IF Skiens Grane
- Full name: Idrettsforeningen Skiens Grane
- Founded: 25 March 1911
- Ground: Granebanen, Skien
- League: Fifth Division
- 2025: 6th

= IF Skiens Grane =

Norwegian football club

Idrettsforeningen Skiens Grane is a Norwegian association football club from west central Skien.

The club was founded as Grane-Skiens FK on 25 March 1911. Being a multi-sports club at the time, it also had sections for team handball, Nordic skiing and athletics.
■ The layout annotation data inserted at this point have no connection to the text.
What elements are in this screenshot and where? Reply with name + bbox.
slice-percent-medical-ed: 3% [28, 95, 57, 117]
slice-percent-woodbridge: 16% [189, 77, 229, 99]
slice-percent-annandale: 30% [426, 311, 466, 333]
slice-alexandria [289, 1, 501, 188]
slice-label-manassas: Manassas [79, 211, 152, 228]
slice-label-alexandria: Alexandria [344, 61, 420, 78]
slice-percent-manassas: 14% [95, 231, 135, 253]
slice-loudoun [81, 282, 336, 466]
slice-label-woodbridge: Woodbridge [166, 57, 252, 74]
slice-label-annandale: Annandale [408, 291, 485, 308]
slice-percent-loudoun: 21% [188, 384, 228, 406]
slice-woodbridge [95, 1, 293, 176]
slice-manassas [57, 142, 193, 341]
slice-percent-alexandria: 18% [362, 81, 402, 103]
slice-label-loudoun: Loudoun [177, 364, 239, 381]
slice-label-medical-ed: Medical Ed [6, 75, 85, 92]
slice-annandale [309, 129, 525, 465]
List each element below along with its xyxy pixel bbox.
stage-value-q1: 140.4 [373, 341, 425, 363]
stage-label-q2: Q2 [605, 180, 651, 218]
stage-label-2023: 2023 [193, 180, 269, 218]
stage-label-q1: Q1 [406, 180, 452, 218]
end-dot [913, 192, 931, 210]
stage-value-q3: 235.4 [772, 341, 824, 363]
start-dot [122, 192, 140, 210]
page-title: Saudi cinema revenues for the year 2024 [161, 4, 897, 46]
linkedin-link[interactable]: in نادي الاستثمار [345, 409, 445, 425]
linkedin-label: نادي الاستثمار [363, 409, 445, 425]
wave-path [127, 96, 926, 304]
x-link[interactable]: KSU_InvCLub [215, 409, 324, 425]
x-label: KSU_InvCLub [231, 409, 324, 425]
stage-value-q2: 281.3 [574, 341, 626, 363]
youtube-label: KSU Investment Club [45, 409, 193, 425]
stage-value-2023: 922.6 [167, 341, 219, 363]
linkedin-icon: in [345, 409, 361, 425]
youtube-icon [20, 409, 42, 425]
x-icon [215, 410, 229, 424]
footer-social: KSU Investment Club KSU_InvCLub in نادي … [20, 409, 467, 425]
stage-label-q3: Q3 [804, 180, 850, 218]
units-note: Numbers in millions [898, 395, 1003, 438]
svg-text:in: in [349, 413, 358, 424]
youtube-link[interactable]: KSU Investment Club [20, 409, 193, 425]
The team colours are yellow and blue.

The men's football team played on the first tier in Norway around World War II, winning promotion to the League of Norway in 1938. The team finished third in their group in 1938–39, behind Ørn Horten and Fram Larvik, repeating the same placement in 1939–40. However, the league was abandoned because of World War II, and did not resume until 1947. In the 1947–48 League of Norway, the competition would be significantly tightened, and despite Skiens Grane finishing in third place again, they were relegated. In the 1948–49 season, the team finished second in its group on the second tier, behind Fram, and was ineligibl for promotion.

The team also reached the third round of the cup in 1940, 1948 and 1952.

The men's football team currently plays in the Fifth Division, the sixth tier of football in Norway.